This is the reliability picture for WhiteGlove AV: how the system stays up, how it recovers, and what keeps a public demo from ever going dark. It is the public companion to the internal operations runbook, focused on the design choices that make the room dependable rather than the commands that operate it.

Nothing depends on one machine

The room runs on small, single-purpose pieces, each deployed to infrastructure that is built to stay up on its own. The public site and the run feed run on Cloudflare's edge, the always-on event reaction runs as a managed container service, and the decision logic lives in versioned swamp workflows rather than in any one app. Because the decision is a workflow and not app code, the same policy runs whether it fires from a person at the door or a calendar event on the wire, and no single laptop or workstation is in the path of a production run.

The monitor always renders

The public monitor reads its run history directly from a persistent feed store at the edge, so the activity it shows survives restarts and reconnections without any operator intervention. If that feed is ever empty, the monitor falls back to a committed snapshot of real runs within a single poll, so the public URL renders a meaningful view every time it loads. The room's history is durable, the dashboard is stateless, and the failure mode is a slightly older view rather than a blank screen.

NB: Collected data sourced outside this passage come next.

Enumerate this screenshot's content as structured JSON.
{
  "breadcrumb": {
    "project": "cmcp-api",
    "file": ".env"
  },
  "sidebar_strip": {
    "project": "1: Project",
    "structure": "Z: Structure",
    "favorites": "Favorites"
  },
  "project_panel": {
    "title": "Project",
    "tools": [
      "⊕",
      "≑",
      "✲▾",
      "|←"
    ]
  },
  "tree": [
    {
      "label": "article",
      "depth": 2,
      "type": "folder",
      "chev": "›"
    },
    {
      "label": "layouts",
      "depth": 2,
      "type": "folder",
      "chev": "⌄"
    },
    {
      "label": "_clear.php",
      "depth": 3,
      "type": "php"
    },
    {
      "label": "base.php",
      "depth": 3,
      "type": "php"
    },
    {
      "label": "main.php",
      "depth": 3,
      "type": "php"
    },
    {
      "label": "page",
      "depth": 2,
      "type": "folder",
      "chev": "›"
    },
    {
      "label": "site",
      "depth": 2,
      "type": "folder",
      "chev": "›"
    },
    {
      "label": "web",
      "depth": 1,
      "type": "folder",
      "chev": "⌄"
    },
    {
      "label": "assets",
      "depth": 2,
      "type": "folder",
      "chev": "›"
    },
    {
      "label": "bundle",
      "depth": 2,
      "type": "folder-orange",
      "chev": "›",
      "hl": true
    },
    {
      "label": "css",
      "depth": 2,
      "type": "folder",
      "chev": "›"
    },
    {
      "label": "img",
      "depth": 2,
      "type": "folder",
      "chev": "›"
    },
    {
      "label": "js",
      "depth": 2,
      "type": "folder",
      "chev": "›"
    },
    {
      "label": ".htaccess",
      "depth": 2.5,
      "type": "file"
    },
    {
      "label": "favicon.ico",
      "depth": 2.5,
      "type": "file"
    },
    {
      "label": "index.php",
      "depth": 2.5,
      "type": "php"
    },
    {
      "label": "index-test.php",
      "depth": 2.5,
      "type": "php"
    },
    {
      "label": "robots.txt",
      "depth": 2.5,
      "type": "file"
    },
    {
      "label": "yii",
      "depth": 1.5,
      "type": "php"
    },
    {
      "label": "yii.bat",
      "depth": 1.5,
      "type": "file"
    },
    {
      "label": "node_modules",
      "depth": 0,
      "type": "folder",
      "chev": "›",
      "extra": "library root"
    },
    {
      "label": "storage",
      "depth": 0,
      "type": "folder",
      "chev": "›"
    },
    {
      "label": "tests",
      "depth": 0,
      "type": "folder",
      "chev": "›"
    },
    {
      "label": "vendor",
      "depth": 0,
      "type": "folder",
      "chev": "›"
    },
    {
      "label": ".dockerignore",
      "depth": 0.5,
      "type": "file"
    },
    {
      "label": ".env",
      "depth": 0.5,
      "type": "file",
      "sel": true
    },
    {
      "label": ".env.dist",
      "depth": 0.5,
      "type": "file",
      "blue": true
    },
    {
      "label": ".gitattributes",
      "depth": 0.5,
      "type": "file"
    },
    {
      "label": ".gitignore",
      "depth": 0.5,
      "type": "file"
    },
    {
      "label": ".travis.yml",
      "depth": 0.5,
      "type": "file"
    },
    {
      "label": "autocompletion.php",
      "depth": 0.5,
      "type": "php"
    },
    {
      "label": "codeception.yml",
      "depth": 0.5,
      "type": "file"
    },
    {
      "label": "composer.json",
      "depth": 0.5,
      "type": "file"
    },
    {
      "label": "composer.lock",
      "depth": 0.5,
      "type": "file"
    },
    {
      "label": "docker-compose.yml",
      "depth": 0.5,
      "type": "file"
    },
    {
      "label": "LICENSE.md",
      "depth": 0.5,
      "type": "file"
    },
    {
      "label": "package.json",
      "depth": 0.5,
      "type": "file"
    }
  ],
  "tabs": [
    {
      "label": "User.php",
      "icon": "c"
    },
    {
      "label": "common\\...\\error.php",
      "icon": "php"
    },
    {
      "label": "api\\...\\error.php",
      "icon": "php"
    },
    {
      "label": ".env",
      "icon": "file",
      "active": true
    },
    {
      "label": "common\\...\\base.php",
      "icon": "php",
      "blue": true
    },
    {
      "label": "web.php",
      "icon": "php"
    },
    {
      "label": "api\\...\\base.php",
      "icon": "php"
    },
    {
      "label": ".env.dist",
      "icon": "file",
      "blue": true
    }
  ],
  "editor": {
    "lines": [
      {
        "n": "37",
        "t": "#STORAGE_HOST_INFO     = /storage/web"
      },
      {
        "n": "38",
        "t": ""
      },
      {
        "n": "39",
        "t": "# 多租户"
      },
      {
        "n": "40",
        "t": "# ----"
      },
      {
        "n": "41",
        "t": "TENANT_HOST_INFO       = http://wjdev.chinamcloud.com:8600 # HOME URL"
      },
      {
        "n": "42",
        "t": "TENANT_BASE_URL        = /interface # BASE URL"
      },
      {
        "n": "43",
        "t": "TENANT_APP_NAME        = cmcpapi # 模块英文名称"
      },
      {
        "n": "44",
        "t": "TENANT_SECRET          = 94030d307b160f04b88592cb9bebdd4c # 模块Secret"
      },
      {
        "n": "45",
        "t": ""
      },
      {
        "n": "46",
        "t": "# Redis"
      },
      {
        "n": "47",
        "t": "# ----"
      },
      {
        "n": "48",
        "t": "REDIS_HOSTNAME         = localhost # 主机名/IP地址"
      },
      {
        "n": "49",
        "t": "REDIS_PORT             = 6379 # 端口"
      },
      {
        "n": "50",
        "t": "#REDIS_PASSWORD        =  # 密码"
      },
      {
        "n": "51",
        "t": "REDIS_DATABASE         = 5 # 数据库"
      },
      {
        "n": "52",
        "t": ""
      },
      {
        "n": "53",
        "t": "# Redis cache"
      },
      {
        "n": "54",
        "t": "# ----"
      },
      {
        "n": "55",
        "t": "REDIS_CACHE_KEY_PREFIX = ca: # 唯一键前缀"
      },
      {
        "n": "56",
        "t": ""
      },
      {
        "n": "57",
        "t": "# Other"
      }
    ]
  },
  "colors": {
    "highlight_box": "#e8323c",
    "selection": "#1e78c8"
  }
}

Recognition can degrade without stopping the room

Recognition is the one probabilistic input, and the system is built so that input can degrade gracefully. Whether an identity comes from a face, a badge, or a QR scan, it resolves to the same kind of identifier, so if one recognition path is unavailable the others carry the room without changing anything downstream. Recognition is deliberately confined to one seam that the rest of the system does not wait on, so the room keeps running end to end no matter which path supplied the identity.

Control failures never corrupt the record

When swamp enacts a scene on the room's Cisco endpoint, the control step is set so that a missing macro or an offline codec cannot invalidate the decision or its audit. The room records what it decided and what it attempted, separately, so an AV outage shows up honestly in the record as an attempted action rather than silently rewriting what the system chose to do. The decision and the audit are the load-bearing parts, and they hold even when a device does not.

Secrets stay in the vault

Every secret the system needs resolves from a swamp vault at deploy time and is pushed into a managed secret on the host that needs it. Nothing is hardcoded, nothing is committed, and nothing secret ever lands on a command line or a configuration file in the repository. Rotation starts in the vault and propagates to the consumer, so the source of truth for any credential is always the vault and never a hand-edited copy on a host.